Chapter 13, Delivering Quick Wins with Impact, delves into the post-launch period, when the data governance team must quickly begin to deliver results. The time to first value metric should be as short as possible while producing impacts that matter to the business. You will learn how to create momentum through the delivery of quick wins, how to communicate the wins to the business, and how to ensure that the business not only understands the results but also becomes an advocate for the future success of the data governance program.
Chapter 14, Data Automation for Impact and More Powerful Results, focuses on automation, which is a lever that can be pulled to expedite data product deliveries. First, you will be introduced to what automation techniques can be applied to data governance.

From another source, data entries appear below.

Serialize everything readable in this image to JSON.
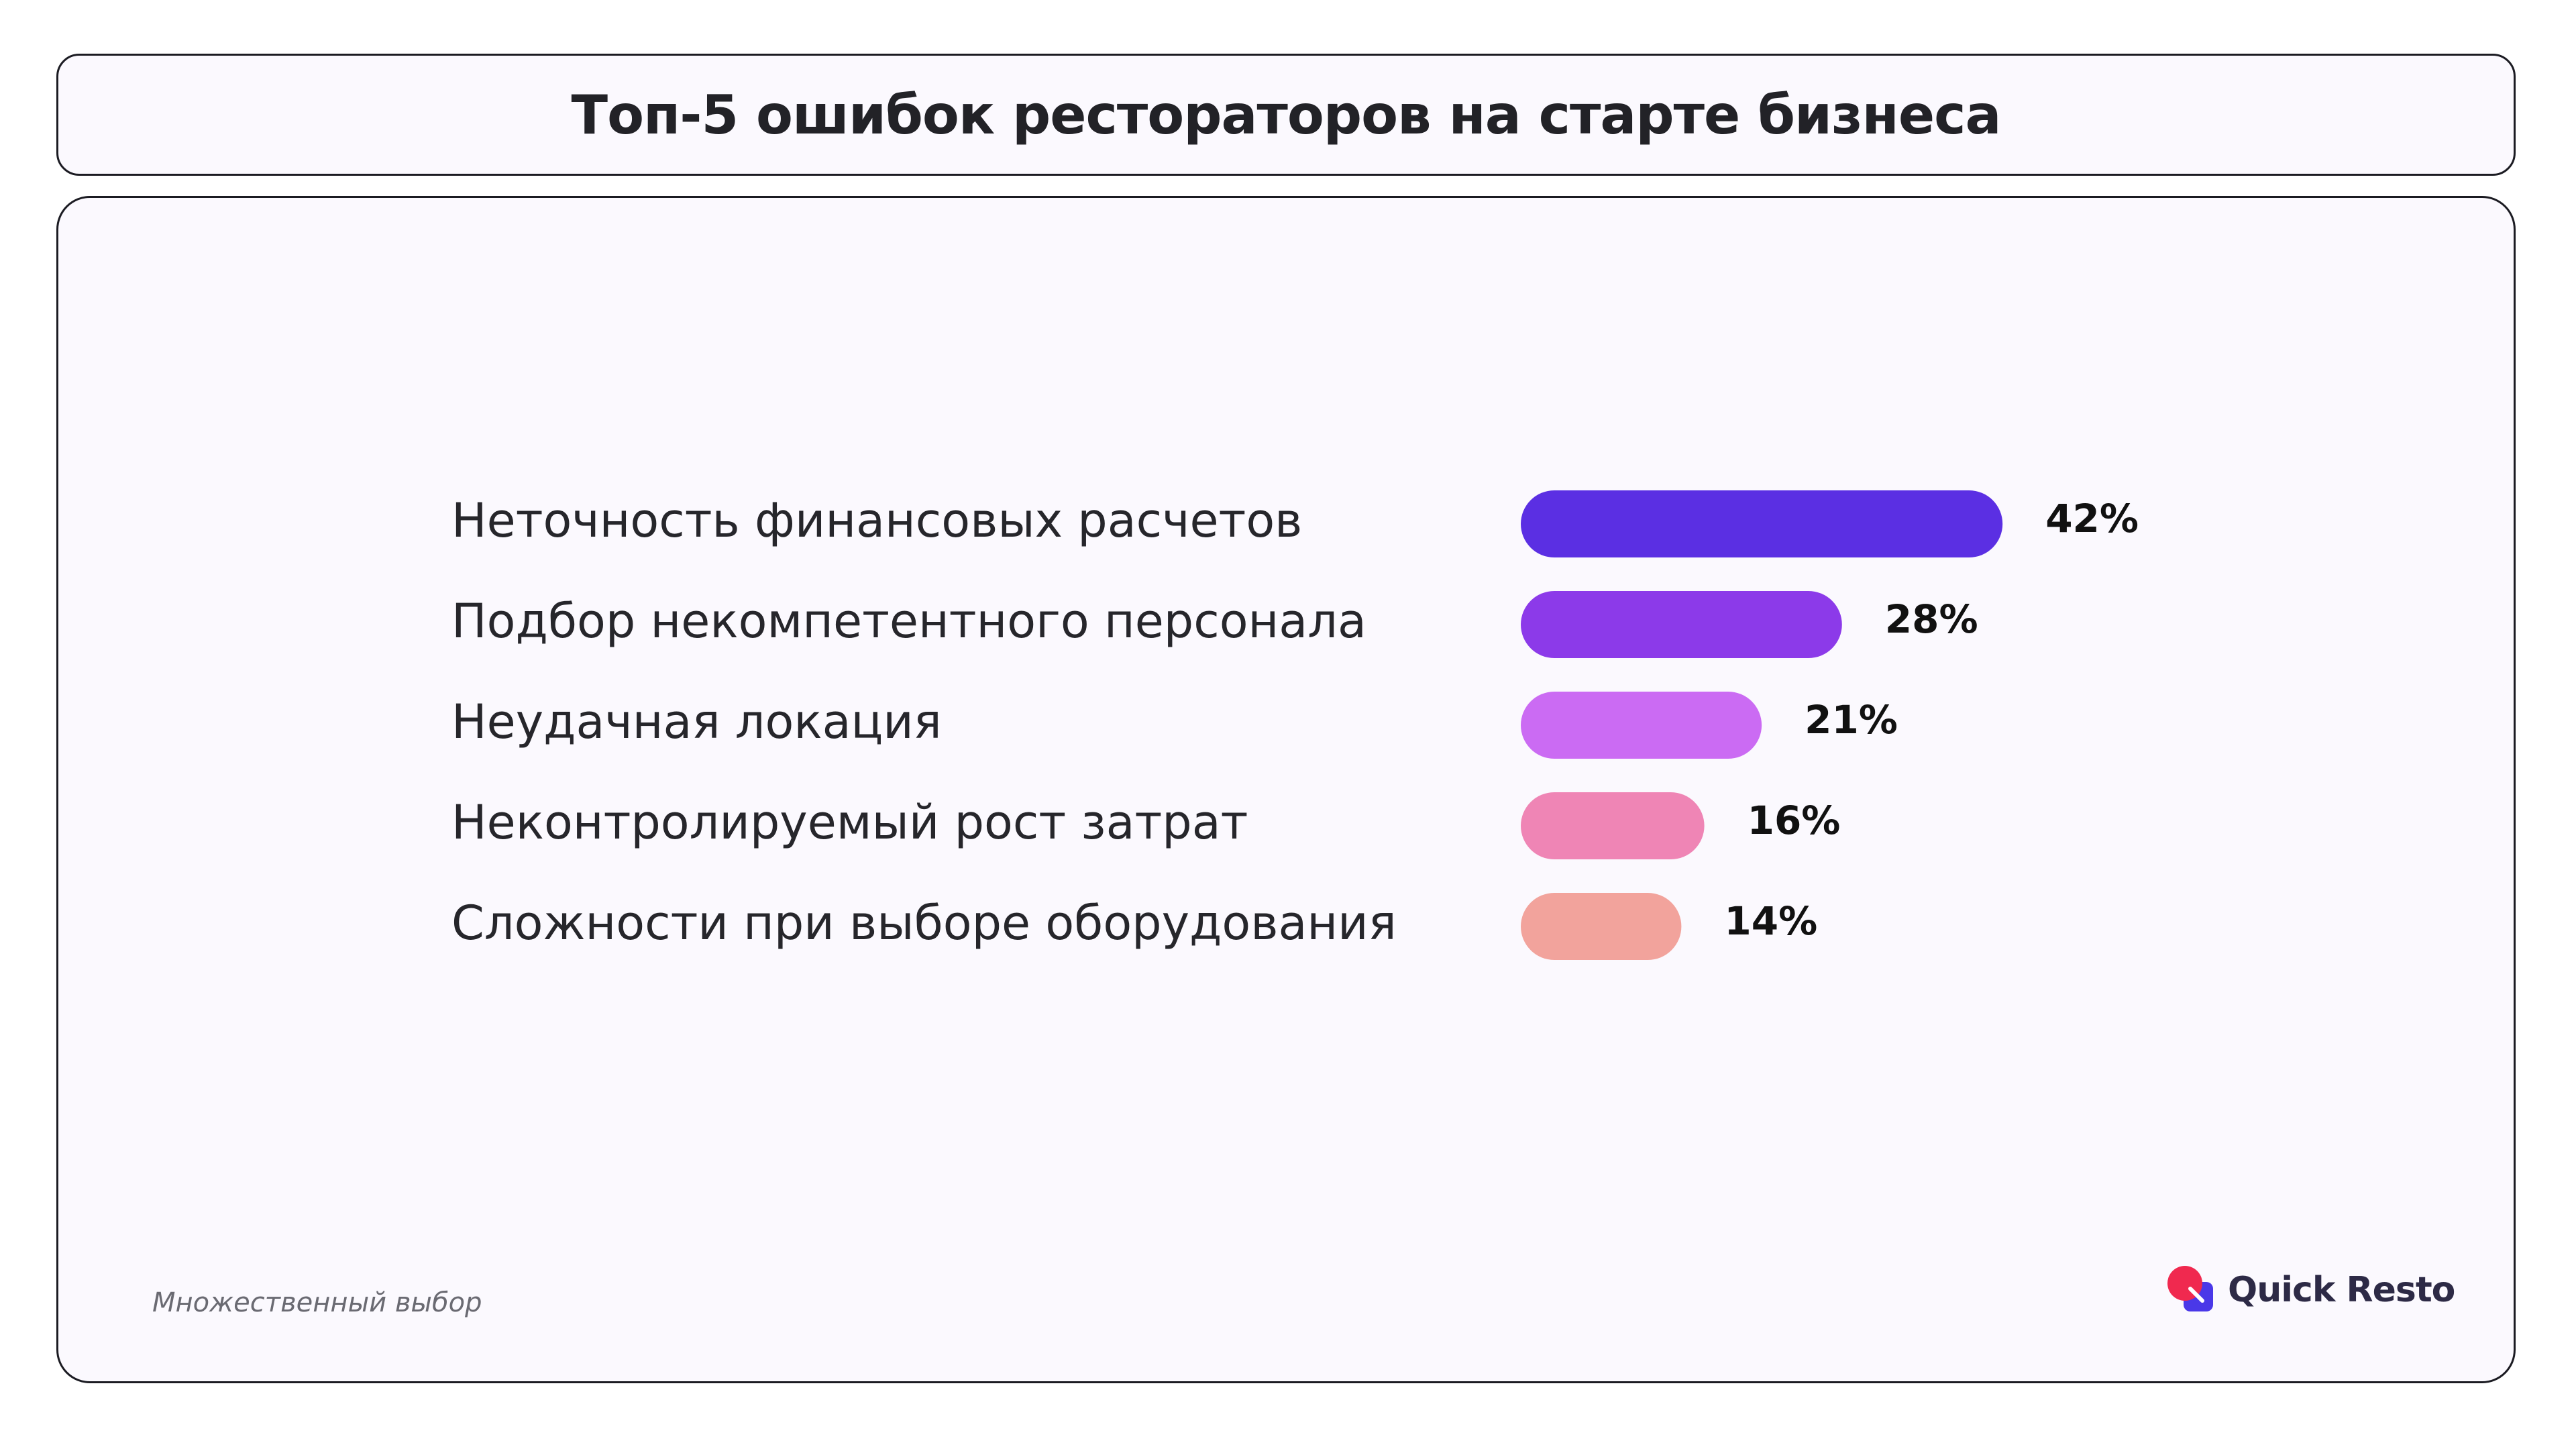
{
  "title": "Топ-5 ошибок рестораторов на старте бизнеса",
  "note": "Множественный выбор",
  "logo_text": "Quick Resto",
  "chart_data": {
    "type": "bar",
    "orientation": "horizontal",
    "categories": [
      "Неточность финансовых расчетов",
      "Подбор некомпетентного персонала",
      "Неудачная локация",
      "Неконтролируемый рост затрат",
      "Сложности при выборе оборудования"
    ],
    "values": [
      42,
      28,
      21,
      16,
      14
    ],
    "value_labels": [
      "42%",
      "28%",
      "21%",
      "16%",
      "14%"
    ],
    "colors": [
      "#5b2fe3",
      "#8c3ae9",
      "#cb6bf3",
      "#ef85b5",
      "#f2a39c"
    ],
    "unit": "%",
    "grid": false,
    "legend": "none"
  },
  "colors": {
    "border": "#1b1b22",
    "panel_bg": "#fbf9fe",
    "label_text": "#26262b",
    "value_text": "#111111",
    "logo_red": "#f0294f",
    "logo_blue": "#4a38e8"
  }
}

Second, you will learn how to select the right automation solutions for their transformation. Finally, you will learn how to power their transformation with automation across all solutions.
Chapter 15, Adoption That Drives Business Results, explores business adoption. Now that you have learned what data governance is, how to gather support, design a program, baseline the organization, launch, and deliver against the plan, you need to be able to ensure that your solutions are used by the business. Building an adoption roadmap, you will be able to articulate to your stakeholders how to use the solutions, ensuring a lasting impact of the solutions provided to the organization. Lastly, you will double the impact by ensuring ongoing supports are in place.
Chapter 16, Delivering Trusted Results with Outcomes That Matter, teaches you how to ensure consistency in what was promised to stakeholders versus what was actually delivered. As the implementation of data governance occurs, the chief data/analytics officer and their leadership team must keep all messaging focused on results. You will be guided through how to explain variances in expected delivery versus real results, and how that builds trust. Finally, you will learn how to message back to stakeholders powerfully, during delivery for impact.
Chapter 17, Case Study – Financial Institution, walks you through how to apply the topics covered in this book to an organization with a high degree of regulation (i.e., a financial institution). First, you will find use cases that are unique to this type of entity. Second, you will learn how to pull out the unique requirements and how to adjust messaging, sequencing, and results to accommodate the special needs of a highly regulated organization.